It sounds like the premise to a blockbuster sci-fi film – computers that “see” like humans. Far-fetched, but you may be seeing it (and it may be seeing you) just around the corner. While we’re not quite there yet, a recently released study from a team of MIT neurosurgeons suggests that new computer models behave in an eerily similar fashion to primate brains when perceiving and sorting images.
New Strides in Technology
Computers, as you may know, have classically had poor vision. While properly equipped devices are able to receive visual input, the high level processing seen in humans and other animals was a far cry from easy to substitute. Most of this comes down to just how good the human brain is at certain tasks.
Our ability to identify faces, for example, is phenomenal. Humans can recognize a face regardless of lighting, expression, perspective, and many, many other factors that can easily confound a computer. Additionally, we have a near limitless ability to remember the faces we see. But all together, even the simplest of visual tasks for a human can pose a major challenge to a computer.
But scientists have started to close that gap. Recent jumps forward in technology and theory have led to major breakthroughs in the ways computers perceive their environments. The famous Google self-driving cars, for instance, use lasers to generate a 3D map of their surroundings. And similar advances have been made in the tricky field of creating computer models that approach the precision of animal visual systems.
An awful lot of that progress comes courtesy of the innovation at the heart of the MIT study – the neural network.

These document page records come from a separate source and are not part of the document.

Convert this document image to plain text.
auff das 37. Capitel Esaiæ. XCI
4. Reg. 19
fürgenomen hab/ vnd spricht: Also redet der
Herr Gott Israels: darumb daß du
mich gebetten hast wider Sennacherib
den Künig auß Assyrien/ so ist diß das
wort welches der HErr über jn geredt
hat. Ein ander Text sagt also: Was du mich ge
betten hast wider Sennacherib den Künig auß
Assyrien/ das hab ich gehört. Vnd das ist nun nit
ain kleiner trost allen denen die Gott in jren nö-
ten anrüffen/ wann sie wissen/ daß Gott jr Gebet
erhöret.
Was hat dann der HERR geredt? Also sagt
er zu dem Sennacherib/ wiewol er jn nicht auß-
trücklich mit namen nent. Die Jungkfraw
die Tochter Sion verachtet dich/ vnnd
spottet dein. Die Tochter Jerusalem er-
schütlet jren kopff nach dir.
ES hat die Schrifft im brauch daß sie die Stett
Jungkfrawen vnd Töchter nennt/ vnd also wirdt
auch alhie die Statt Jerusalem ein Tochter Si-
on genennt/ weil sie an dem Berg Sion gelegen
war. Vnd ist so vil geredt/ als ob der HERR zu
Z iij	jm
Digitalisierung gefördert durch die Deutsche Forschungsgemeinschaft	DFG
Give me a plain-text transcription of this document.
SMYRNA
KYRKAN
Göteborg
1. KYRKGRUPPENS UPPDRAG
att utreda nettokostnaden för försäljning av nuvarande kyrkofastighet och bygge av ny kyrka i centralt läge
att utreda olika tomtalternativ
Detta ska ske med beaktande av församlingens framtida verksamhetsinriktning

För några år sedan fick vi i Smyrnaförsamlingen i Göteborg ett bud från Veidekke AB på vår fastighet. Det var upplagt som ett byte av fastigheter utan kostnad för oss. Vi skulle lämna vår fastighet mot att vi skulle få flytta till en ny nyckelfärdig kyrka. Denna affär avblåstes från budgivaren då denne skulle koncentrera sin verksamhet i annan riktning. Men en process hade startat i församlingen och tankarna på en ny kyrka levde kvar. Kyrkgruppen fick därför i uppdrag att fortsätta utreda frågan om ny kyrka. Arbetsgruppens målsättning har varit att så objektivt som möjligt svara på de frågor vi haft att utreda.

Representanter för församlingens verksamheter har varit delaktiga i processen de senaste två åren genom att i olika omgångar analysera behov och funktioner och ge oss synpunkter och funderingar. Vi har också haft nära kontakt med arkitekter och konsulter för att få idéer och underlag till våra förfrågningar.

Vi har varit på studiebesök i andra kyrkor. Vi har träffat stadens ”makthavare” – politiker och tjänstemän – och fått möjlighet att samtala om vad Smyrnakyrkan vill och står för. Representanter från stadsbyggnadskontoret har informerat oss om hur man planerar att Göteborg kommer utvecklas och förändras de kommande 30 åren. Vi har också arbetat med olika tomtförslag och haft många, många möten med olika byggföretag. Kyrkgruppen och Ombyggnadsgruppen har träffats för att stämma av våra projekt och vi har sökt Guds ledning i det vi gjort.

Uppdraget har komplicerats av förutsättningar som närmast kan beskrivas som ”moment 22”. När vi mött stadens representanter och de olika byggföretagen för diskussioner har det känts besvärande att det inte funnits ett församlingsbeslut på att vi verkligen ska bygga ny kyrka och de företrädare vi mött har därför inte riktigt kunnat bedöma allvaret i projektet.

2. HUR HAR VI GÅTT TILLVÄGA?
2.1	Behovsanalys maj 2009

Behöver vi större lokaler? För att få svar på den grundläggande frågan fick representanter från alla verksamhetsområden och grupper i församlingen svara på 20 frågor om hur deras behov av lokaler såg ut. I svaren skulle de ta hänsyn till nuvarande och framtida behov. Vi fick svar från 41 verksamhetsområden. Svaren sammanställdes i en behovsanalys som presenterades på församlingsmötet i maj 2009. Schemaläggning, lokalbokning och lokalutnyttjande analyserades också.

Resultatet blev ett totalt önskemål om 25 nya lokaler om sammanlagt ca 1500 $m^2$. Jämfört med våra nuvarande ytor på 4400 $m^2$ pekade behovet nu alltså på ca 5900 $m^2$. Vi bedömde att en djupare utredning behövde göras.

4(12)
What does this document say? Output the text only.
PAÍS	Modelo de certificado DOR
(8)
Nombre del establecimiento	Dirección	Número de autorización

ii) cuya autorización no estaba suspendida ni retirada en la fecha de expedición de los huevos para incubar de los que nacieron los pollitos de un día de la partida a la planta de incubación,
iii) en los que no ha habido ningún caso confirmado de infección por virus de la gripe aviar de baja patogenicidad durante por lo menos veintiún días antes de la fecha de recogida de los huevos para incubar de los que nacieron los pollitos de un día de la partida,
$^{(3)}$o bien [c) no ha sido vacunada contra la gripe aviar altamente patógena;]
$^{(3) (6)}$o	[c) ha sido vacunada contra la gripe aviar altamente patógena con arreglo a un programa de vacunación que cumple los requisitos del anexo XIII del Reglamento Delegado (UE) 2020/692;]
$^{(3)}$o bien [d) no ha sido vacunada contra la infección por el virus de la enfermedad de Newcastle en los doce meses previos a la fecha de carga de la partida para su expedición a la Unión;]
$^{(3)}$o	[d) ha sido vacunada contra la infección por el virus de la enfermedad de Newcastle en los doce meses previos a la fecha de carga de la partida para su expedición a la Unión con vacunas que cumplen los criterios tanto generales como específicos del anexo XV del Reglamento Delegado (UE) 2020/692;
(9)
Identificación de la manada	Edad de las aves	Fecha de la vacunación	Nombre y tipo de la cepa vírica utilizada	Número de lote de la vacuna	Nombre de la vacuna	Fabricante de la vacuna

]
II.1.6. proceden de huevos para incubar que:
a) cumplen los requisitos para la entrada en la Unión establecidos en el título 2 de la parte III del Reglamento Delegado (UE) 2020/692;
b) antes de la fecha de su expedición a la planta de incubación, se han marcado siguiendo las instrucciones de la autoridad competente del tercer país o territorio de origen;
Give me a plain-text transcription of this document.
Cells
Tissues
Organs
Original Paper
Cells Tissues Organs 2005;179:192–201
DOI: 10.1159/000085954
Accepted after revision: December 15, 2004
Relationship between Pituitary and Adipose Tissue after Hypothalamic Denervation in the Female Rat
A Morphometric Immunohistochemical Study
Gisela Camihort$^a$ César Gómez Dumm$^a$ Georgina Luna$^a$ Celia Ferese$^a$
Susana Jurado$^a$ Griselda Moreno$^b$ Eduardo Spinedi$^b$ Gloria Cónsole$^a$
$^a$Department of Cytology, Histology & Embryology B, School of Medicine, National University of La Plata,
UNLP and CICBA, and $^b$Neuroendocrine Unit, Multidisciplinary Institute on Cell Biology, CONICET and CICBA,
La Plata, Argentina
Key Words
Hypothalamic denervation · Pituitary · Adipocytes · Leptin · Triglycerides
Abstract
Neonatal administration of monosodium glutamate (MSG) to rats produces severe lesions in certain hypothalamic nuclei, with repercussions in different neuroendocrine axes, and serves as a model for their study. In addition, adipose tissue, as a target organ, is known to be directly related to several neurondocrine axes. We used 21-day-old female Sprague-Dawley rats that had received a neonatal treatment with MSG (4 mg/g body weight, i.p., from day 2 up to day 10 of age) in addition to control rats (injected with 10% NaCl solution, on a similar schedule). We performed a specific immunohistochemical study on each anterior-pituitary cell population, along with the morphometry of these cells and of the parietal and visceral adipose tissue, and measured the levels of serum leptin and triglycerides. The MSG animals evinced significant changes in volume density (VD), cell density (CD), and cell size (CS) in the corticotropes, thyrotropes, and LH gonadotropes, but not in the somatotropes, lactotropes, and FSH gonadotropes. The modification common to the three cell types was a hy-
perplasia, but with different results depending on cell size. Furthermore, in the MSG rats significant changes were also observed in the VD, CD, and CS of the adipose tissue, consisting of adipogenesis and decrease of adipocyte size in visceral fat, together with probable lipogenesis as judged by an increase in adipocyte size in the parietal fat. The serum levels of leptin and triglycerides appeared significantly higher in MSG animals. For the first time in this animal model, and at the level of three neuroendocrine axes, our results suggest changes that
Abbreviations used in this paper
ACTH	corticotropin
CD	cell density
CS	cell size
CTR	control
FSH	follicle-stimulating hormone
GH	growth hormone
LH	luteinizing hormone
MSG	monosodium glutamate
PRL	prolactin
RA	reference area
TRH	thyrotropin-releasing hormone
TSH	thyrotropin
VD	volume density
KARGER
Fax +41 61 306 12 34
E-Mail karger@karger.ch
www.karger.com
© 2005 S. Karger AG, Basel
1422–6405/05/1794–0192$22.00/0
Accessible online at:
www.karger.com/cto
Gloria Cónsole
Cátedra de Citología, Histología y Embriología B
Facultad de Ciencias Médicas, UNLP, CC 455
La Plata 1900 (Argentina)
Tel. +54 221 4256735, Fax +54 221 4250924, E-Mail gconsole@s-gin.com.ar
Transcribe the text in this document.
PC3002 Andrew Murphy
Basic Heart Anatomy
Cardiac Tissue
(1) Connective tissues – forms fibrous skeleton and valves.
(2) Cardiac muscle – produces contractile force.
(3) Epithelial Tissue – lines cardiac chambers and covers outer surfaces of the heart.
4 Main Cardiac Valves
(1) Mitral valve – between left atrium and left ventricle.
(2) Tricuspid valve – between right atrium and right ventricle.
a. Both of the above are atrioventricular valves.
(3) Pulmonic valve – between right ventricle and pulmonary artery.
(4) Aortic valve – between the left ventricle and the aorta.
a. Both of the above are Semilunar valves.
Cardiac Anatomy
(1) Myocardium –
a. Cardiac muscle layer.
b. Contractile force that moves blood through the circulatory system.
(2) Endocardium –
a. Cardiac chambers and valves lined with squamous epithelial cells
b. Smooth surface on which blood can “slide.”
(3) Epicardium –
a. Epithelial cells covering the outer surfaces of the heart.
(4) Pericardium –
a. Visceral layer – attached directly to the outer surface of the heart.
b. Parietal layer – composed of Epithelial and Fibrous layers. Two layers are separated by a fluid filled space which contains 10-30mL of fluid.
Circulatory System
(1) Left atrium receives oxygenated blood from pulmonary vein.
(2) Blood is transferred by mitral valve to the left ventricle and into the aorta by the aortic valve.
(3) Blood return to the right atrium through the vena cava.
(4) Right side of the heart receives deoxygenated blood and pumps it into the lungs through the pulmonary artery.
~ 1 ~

Surfing the Neural Net(work)
Artificial neural networks are one of the more intriguing products of the machine learning field. Designed to mimic biological neural networks, ANNs are composed of systems of connected “neurons” that react to different stimuli. Here’s what Wikipedia offers as an example of artificial neural networks:
“a neural network for handwriting recognition is defined by a set of input neurons which may be activated by the pixels of an input image. After being weighted and transformed by a function (determined by the network’s designer), the activations of these neurons are then passed on to other neurons. This process is repeated until, finally, an output neuron is activated. This determines which character was read.”
In short, ANNs are composed of multiple levels. Each level will process, transform, and transmit information to new levels. ANNs have shown their true value when tasked with challenges that traditional, rules-based programming falls short on, such as recognizing speech, or classifying visual objects.
The specific ANNs used in the study were a new generation known as deep neural networks. DNNs behave much like the ANN described above, and rely on a series of processing levels to eventually model high-level abstractions, making them the perfect subject for a team attempting to emulate the neural network of a primate.
The neural network that sparked the MIT study was constructed by a team from New York University. In trials, it proved to be a match for a macaque brain when tasked with identifying and classifying different objects.
During the study, both the DNNs and the macaques they were matched against were shown a brief glimpse of an image. The images were drawn from one of seven categories – which included cars, faces, and fruit – and were then placed in front of a random background. The macaques and DNNs would then categorize the objects accordingly.
While the fact that the DNNs were able to accurately classify the objects, regardless of background and using several different objects from one category, is remarkable enough, the work of the MIT team also proved something perhaps even more interesting. The ways in which the DNNs and the primate brains were recording information was strikingly similar. Both grouped objects similarly in “representational space,” with kindred objects being grouped close together and dissimilar objects further away.
The success of the DNN was largely attributed to new advances in processing power – researchers have been adopting the graphical processors used to handle the enormous visual load of video games – and recently available, massive image banks, which contain millions of human-labeled images that help train the DNNs.
The MIT study is also a crucial sign that researchers and programmers are using models that at least somewhat mimic the ways in which visual systems are organized in nature. These successes bring us one step closer to more widespread use of computer visual systems, but also give vital insight into the way the human visual system functions.
Time will tell if ANNs and their descendents will ever come into their own as a means to help vision disorders in humans, but at the moment, things are looking bright.